徳島県鳴門市クリーンセンター(同市瀬戸町堂浦)のごみ焼却炉から出る排ガスを巡り、有害物質の濃度表示が国基準値を超えないよう、2008年4月の操業開始当初から設定されていたことが市への取材で分かった。メーカーの三機工業(東京)が独断で設定した可能性もあるが、市は本当に知らなかったのか、地元住民の間で不信感が募っている。
市によると、2基ある焼却炉は2008年4月の操業開始で、1日最大各35トンのゴミを処理できる。排ガスに含まれる窒素酸化物、硫黄酸化物、塩化水素、ばいじん、一酸化炭素の5種類の物質をセンターの煙突そばで測定し、データ(最大、最少、平均値)をまとめている。平均値の結果は、センター前の電子表示板やホームページなどで公表していた。
問題発覚は5月下旬で、上田公司市議(共産)がセンターを視察した際、中央制御室の端末で「ピークカット設定」との表示に気づいた。同行の市職員も知らなかったため、三機工業に問い合わせると、平均値が基準値以下に表示されるように設定していたことを認めた。
廃棄物処理法施行規則では、排ガス中の一酸化炭素濃度は100PPM以下の状態でごみを焼却するように定めている。ピークカット設定の結果、100PPM以上を測定すると99PPMと表示されるようになっていた。6月12日に設定を解除すると、同23日までの12日間で、一酸化炭素の1時間平均は国の施行規則で定める100PPMを6回上回り、19日正午には276PPMという高い値を測定した。他の4物質についても施行基準の値を下回るよう設定されていたが、解除後に基準を超えたことは今のところないという。

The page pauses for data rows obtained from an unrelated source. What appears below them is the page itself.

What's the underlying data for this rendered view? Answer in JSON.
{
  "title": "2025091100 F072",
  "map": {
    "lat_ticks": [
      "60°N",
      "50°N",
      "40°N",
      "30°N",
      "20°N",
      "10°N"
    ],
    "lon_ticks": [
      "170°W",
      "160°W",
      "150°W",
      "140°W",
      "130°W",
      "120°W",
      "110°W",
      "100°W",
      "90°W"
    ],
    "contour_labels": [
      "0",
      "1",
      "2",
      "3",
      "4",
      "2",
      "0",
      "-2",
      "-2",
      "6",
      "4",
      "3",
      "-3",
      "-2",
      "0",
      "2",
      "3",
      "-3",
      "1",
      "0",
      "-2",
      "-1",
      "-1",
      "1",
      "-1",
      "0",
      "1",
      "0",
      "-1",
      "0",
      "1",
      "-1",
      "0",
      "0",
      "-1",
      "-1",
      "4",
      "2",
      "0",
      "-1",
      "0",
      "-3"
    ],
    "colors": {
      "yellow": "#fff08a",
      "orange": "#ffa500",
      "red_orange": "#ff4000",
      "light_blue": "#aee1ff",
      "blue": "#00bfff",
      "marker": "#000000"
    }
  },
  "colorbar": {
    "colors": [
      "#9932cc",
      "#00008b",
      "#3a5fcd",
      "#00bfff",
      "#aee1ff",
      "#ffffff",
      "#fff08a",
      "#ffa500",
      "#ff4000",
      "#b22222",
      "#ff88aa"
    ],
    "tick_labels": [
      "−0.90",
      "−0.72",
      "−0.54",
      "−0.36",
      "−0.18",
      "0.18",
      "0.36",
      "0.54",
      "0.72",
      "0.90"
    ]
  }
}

市は「メーカーが独自に設定していたもので、市は関与していない」としている。ただ、08年の操業開始以降、市は第三者機関に有害物質の測定を依頼。その第三者機関からは、一酸化炭素について、基準値を超える測定結果が複数回提出されていながら、何ら対応せず、「放置」していた実態が最近になって判明。市はこの点について、「結果は、課長含む担当者4人ほどで回覧していた。担当者が異動したので、COが基準値を上回っていたことに気づいていたかは、分からない」と釈明しているが、市側でも早い段階で測定値操作に気付く機会があったことになり、市民の不信感を増幅させている。
三機工業広報IR部の担当者は取材に「すでに退職した当時の責任者を含め、関係者に聞き取りなどをして経緯や目的を調査している。鳴門市民の方には大変迷惑をおかけして申し訳ない」と述べた。市は今後、三機工業からの調査結果を踏まえ「地域全体に説明していきたい」としている。